NEWTON, Massachusetts – Despite talk of recession sparked by weakening economic indicators, the outlook for the construction market remains strong and shows no signs of a slowdown, according to a survey of proposal activity among design and construction industry leaders.

The Quarterly Market Forecast (QMF) for the 2nd Quarter of 2019, produced by consulting and publishing firm PSMJ Resources, reports that over half (51.4 percent) of the nearly 200 surveyed architecture, engineering and construction (AEC) professionals said that proposal activity across all markets increased in the quarter. This is compared with only 12.0 percent that saw a decrease. The remaining 36.6 percent reported that proposal activity stayed about the same in the April through June survey period.

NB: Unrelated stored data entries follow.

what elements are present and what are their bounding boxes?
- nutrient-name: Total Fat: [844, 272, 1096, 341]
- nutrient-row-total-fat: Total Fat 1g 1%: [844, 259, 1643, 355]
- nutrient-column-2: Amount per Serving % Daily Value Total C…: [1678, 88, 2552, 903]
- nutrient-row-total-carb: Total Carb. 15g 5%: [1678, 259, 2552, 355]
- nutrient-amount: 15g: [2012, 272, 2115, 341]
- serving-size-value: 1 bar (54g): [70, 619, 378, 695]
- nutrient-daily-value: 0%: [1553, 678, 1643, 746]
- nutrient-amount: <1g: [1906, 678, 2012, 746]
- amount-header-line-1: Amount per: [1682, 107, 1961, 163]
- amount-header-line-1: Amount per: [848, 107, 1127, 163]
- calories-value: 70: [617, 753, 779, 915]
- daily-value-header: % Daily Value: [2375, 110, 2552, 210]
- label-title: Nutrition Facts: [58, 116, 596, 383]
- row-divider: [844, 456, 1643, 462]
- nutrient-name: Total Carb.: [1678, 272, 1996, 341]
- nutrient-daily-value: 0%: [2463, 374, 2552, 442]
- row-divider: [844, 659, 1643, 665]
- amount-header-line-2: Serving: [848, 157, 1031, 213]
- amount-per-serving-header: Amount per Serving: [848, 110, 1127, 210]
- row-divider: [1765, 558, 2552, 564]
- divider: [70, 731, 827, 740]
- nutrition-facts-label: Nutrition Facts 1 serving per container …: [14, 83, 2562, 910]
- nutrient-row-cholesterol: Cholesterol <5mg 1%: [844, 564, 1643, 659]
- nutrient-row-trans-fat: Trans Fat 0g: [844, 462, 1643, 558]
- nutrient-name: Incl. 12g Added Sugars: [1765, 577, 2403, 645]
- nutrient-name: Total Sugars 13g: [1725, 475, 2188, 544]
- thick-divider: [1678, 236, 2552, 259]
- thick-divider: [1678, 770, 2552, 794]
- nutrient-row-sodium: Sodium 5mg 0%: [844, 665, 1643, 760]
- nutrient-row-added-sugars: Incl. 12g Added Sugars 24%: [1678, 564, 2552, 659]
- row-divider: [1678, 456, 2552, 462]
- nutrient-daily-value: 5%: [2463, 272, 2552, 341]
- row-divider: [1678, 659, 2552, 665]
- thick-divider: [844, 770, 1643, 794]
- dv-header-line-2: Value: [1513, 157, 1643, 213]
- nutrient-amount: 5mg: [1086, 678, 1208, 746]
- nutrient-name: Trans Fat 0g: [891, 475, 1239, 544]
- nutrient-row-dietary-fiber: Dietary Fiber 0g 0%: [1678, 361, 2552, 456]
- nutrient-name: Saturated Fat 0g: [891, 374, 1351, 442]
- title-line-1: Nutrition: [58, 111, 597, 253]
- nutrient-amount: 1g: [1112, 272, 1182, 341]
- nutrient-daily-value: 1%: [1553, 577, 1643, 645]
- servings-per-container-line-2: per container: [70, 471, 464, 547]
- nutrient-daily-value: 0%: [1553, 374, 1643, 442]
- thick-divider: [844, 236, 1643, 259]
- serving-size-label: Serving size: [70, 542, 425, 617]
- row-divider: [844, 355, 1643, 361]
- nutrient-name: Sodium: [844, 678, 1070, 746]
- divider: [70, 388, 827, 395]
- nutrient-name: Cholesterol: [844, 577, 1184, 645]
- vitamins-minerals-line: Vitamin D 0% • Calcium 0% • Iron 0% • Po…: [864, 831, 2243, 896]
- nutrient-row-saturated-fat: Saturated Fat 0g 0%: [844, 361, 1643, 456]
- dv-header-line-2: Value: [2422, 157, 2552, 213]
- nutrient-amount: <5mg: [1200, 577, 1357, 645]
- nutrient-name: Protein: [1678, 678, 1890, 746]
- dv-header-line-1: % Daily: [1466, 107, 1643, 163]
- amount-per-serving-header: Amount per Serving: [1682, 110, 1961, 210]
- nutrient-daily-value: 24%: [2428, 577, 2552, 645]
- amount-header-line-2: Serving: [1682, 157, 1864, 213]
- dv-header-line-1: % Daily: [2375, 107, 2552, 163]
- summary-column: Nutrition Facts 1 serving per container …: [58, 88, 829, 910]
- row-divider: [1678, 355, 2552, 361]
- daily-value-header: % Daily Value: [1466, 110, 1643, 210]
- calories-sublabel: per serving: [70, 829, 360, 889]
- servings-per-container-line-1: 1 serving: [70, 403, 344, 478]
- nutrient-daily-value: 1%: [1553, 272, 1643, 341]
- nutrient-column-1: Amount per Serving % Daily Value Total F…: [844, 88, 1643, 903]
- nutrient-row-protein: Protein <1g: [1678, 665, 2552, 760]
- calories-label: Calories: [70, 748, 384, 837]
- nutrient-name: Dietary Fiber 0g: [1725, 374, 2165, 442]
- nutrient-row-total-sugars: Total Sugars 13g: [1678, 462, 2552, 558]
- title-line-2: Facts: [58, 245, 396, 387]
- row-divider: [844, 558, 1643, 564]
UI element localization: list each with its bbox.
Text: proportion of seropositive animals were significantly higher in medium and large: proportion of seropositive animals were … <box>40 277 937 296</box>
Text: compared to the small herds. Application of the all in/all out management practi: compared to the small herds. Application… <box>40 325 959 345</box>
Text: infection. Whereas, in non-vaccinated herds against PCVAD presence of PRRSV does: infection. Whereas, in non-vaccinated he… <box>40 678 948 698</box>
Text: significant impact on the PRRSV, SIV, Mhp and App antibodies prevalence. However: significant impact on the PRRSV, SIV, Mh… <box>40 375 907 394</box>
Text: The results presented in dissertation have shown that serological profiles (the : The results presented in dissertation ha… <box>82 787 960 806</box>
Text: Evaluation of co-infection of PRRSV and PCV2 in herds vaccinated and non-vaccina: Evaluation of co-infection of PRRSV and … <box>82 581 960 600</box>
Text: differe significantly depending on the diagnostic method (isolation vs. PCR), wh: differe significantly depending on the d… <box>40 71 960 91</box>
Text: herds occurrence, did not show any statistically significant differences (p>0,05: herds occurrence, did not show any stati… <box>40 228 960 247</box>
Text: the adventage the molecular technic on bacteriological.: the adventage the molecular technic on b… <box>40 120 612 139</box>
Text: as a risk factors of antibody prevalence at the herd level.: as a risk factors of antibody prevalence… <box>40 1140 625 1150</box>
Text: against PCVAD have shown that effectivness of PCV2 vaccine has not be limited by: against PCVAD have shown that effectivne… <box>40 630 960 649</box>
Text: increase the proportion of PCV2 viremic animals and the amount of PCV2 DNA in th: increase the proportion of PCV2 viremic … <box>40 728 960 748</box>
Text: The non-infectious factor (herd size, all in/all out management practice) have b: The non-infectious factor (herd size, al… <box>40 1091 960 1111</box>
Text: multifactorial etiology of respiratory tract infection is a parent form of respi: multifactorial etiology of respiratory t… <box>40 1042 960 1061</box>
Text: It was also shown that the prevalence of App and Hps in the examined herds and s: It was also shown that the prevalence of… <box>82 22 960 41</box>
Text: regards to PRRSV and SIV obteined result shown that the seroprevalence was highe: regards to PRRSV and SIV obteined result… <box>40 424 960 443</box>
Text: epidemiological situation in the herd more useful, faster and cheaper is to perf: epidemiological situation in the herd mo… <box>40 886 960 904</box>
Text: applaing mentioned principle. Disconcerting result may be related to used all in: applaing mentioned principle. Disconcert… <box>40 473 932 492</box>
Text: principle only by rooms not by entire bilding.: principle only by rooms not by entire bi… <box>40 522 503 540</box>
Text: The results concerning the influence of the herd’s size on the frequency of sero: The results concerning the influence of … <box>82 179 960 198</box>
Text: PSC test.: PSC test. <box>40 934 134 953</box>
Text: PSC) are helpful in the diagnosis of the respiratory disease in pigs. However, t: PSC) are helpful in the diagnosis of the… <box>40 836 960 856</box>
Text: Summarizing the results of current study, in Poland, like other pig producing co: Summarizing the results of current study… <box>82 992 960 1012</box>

The healthy 39 percent Net Price/Minus Index (NPMI) in the 2nd quarter matched the index level from the 1st quarter. PSMJ’s NPMI measures the difference between the percentage of firms reporting an increase in proposal activity and those reporting a decrease. It has proven to be a solid predictor of market health for the AEC industry since its inception in 2003.

“In the longest economic expansion in U.S. history, it is only natural to contemplate when it will end,” says PSMJ’s Greg Hart. “Similarly, A/E/C firms have enjoyed a long stretch of prosperity that has the worriers among us anticipating when the proverbial other shoe will drop. Even though some economic indicators suggest a weakening confidence in the outlook for our industry, the QMF tells us that there is still plenty of fuel in the tank for A/E/C firms enjoying a prolonged boom market.”

PSMJ has been using the QMF as a measure of the A/E/C industry’s health every quarter for the past 16 years, assessing the results overall and across 12 major markets and 58 submarkets. The company chose proposal activity to gauge the AEC industry’s long-term outlook because it represents the earliest stage of the project lifecycle.

The QMF faltered in advance of the Great Recession, dropping 15 percentage points in the 3rd Quarter of 2006 and sinking to its lowest level in the index’s history at the time. It also presaged the recovery, with the index returning to positive territory six months before the downturn ended.

Among the major market sectors measured, Energy/Utilities recorded the highest NPMI at 62 percent, with Housing (59 percent) a close second. Healthcare (52 percent), Environmental (49 percent) and Transportation (47 percent) rounded out the “Hot Five” markets in the 2nd quarter.

Continuing Care Facilities (70 percent) and Medical Offices (51 percent) were the two highest-performing submarkets in Healthcare, while Utility Distribution (62 percent), Renewables (58 percent) and Telecom/Cable (51 percent) were standouts in Energy/Utilities. Senior Living Facilities (69 percent) and Multifamily for Rent (52 percent) drove the Housing market’s strong results. Retail Buildings for Lease (-4 percent) was the only submarket reporting a negative NPMI among the 58 assessed, but other submarkets in that category picked up the slack, including Warehouse Distribution facilities with an NPMI of 31 percent.